December 5th, 2025
Together with Benoît Fliche (Institut d’ethnologie et d’anthropologie sociale, Aix-Marseille Université) and Eduard Fosch Villaronga (Center for Law and Digital Technologies, Leiden University), I was invited to talk about A.I. from the perspective of neuroscience and my own artistic practice. The occasion was a series of talks on AI at École nationale supérieure des Beaux-Arts, put together by Professor Vincent Rioux. As part of the first-year curriculum, he bring together experts from different fields in a kaleidoscope of unique viewpoints – showing how these different areas connect and overlap on complex issues that don’t have clear answers, so that it is important to explore them from multiple angles to help us think about them more clearly.





This was the first time I made a talk on the topic, and it was a challenge to find an angle that respected the complexity, the audience and my own embryonic ideas on the matter. Luckily, a couple of weeks ago, under the pleasure of a beer at a noisy bar, Samon Takahashi suggested I talk about language. Brilliant. That became the guiding concept through which I was able to re-visit older works and develop new thoughts. I also did quite a bit of reading on the topic, much of which didn’t get a place anywhere, and is now probably mostly forgotten. However, I kept my notes, and with the help of A.I., here is a summary:
The presentation aimed to connect thoughts on neuroscience, my own art, and research in artificial intelligence through the idea of language as the link between inner experience and external expression.
From the earliest anatomical texts to modern EEG recordings, language allows us to describe the unseen workings of the mind. In science, analysis separates complex signals into identifiable patterns such as alpha activity; in art, sound and performance synthesize fragments of sound, thoughts and ideas into a shared experience.
By translating brain activity into sound, one can imagine an acoustic vocabulary of consciousness, making private neural rhythms public and blurring the line between observer and observed. Through collaborations, from EEG‑based performances and collective hypnosis to remote and even cosmic transmissions of brain data, I extended this mimesis beyond the body, turning introspection into interaction and communication across minds, machines, and distances.
In the last part of the talk, the focus shifted toward learning and emergence, paralleling the adaptive nature of both brains and artificial neural networks. Performances exploring networks of people, reinforcement learning, and feedback loops show how meaning arises from connection but also how control and dependence can emerge within those systems.

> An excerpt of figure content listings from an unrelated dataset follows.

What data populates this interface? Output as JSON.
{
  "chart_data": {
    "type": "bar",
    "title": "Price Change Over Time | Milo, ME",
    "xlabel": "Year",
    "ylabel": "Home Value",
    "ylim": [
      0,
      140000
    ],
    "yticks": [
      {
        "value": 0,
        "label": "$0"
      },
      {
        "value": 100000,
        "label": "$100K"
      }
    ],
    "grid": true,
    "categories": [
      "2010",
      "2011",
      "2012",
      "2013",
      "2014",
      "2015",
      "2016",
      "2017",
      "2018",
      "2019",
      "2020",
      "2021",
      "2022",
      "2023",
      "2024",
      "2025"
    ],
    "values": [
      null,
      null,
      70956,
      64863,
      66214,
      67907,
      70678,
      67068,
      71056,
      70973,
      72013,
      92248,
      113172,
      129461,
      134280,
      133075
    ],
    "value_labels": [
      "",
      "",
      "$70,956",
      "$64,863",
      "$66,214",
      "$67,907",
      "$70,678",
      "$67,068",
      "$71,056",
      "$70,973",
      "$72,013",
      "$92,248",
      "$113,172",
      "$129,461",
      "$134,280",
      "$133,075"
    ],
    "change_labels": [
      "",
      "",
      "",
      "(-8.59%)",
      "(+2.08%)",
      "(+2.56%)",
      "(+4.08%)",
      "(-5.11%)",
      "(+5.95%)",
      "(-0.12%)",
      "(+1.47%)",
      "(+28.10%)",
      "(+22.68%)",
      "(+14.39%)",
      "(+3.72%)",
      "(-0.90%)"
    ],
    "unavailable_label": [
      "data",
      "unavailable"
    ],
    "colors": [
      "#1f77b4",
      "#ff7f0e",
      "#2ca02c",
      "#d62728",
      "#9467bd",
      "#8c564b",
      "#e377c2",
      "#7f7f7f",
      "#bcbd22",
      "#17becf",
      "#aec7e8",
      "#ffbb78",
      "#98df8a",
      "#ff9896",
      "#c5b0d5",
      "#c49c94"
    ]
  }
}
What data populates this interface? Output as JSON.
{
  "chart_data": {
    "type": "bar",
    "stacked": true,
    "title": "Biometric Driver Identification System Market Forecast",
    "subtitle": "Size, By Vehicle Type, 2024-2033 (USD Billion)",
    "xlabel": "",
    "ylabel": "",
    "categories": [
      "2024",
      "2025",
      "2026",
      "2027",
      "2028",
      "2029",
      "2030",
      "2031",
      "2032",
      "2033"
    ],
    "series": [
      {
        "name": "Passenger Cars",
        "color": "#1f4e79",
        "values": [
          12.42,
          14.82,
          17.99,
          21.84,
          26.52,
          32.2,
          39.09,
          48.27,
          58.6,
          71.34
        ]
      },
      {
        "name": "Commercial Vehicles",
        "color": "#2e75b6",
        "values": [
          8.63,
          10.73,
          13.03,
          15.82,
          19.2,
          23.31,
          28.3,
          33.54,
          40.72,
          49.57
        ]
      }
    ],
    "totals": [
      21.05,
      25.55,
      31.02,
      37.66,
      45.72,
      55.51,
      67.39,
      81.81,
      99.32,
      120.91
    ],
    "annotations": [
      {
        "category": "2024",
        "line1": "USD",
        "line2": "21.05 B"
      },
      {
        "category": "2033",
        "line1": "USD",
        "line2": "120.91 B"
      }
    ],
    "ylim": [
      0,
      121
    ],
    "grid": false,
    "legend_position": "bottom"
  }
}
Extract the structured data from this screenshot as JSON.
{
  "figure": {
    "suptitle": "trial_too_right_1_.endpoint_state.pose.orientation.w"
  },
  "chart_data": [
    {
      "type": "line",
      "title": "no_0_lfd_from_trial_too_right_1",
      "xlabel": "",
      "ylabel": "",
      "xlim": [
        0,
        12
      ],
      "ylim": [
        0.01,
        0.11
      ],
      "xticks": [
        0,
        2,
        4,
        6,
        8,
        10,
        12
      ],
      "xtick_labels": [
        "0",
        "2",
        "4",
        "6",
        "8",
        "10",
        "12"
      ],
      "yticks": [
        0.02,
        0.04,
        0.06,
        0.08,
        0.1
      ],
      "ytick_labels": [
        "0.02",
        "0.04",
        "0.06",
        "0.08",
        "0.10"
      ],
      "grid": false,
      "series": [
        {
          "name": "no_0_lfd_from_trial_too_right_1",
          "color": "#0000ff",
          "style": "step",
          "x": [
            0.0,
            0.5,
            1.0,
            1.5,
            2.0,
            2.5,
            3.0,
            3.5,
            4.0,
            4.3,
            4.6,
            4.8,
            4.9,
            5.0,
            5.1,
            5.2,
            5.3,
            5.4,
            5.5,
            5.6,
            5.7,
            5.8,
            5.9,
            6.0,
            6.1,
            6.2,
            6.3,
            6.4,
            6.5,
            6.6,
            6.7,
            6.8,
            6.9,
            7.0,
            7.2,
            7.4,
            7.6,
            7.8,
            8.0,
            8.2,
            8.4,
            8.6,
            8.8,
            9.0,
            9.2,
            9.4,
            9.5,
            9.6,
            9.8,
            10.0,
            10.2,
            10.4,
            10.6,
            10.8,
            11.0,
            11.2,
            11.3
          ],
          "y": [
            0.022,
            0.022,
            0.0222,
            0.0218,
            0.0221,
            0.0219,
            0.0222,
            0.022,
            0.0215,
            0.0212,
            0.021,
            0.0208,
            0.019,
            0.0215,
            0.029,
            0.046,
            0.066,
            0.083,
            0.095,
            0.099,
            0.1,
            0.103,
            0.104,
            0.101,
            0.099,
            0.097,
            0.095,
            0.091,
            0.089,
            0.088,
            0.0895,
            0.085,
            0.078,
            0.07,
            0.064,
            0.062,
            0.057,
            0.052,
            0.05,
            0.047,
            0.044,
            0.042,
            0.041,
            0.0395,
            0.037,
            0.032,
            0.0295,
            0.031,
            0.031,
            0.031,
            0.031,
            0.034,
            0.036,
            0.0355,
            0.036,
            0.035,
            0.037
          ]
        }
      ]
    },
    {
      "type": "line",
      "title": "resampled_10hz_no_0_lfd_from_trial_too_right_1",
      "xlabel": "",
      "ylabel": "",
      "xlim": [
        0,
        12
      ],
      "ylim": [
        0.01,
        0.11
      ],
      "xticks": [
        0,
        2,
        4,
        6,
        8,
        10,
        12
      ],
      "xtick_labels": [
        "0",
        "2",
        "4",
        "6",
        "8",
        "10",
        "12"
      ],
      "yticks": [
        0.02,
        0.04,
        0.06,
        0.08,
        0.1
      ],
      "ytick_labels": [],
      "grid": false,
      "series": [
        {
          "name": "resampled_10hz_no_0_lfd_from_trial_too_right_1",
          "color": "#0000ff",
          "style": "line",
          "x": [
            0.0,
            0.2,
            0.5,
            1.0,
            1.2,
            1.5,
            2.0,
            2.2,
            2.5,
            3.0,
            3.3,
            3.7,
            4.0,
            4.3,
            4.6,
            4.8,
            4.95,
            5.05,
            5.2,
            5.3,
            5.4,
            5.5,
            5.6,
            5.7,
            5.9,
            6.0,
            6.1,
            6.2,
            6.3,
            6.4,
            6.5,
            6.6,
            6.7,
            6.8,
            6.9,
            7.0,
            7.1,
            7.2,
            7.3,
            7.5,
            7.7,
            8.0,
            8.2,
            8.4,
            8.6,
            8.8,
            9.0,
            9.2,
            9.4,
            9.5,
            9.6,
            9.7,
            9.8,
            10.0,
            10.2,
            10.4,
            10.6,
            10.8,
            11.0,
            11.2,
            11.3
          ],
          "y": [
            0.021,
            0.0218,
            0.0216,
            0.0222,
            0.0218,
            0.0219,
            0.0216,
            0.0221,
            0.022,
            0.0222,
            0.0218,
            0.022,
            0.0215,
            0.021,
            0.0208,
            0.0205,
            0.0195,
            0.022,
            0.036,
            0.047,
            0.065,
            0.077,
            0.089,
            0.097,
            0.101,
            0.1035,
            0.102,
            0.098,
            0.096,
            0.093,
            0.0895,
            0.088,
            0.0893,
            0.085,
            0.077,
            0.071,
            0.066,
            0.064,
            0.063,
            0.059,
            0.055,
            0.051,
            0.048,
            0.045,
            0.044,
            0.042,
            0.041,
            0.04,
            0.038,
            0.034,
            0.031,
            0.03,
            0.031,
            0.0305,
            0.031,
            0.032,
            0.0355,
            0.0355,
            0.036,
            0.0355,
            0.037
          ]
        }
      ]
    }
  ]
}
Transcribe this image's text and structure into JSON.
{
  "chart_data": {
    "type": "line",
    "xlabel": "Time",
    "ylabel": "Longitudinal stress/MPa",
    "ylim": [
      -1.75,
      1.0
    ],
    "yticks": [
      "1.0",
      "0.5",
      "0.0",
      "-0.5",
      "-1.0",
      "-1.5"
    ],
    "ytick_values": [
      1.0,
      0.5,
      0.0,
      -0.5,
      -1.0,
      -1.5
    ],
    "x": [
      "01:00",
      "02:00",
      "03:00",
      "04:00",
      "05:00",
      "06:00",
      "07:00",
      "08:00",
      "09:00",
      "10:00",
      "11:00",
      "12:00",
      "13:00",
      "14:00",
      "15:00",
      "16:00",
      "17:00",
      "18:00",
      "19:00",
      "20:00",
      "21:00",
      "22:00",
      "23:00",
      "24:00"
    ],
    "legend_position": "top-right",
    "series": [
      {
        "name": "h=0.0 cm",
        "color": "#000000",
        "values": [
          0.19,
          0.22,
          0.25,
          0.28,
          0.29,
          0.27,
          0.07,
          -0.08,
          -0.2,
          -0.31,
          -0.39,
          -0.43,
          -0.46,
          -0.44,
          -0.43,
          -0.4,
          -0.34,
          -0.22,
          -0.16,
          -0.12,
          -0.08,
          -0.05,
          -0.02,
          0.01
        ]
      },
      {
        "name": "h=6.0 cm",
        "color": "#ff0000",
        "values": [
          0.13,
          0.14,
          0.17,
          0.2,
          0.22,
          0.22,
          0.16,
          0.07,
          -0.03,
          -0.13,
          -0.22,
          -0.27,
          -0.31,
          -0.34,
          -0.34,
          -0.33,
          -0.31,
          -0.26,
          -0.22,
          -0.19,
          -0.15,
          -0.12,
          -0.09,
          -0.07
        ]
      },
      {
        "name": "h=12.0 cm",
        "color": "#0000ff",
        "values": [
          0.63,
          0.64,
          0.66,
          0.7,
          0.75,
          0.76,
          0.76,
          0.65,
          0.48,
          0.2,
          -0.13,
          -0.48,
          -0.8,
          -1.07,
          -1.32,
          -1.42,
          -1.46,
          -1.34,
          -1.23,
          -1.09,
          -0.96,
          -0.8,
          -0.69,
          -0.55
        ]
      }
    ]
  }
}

To conclude, I suggested that language—whether spoken, neural, acoustic, or algorithmic—is our means of bridging subjective and objective worlds, revealing that understanding itself is a form of synthesis: the continuous effort to translate the invisible patterns of experience into something collective, audible, and shared.
Now, the first time a new presentation is given never goes according to plan, and of course I tried to say too much in too little time. However, I think it has been a producive exercise, and one I am looking forward developing further at the next occation. I might also take some ideas from Eduard and Benoît:
Benoît kicked off the talks with a cautionary note about how the digital age, and AI in particular, affects desire as understood through Lacanian psychoanalysis. In other words, what drives us to get out of bed in the morning, our ability to strive for happiness. This is a point that warrants reflection, filled with seeming reversals and mirror images. AI itself is a driving force, but one profoundly different from our human desires (physical of psychological). Although one can draw parallels between human and artificial cognition (as I did), there’s no denying the existential gap between us—and what motivates us, or the fact that we are motivated, unlike AI.
Closing the symposium, Eduard illustrated how robotics and AI are permeating almost every aspect of human life through photographs and videos of specialized robots in action. AI is both replacing us and helping us, especially those with mental and physical disabilities. Particularly moving and thought-provoking was his exploration of the fact that sexual assistance technologies still primarily cater to idealized, able-bodied users (and that they themselves are modelled in a very normative ways).
On all accounts, the symposium was a success. The students seemed into it, and hearing different speakers back-to-back sparked some great conversations and new ways of thinking. The topic has certainly been enriched for me, with new ideas to think about an emerging new world, and an awareness on its impacts on our social and mental life.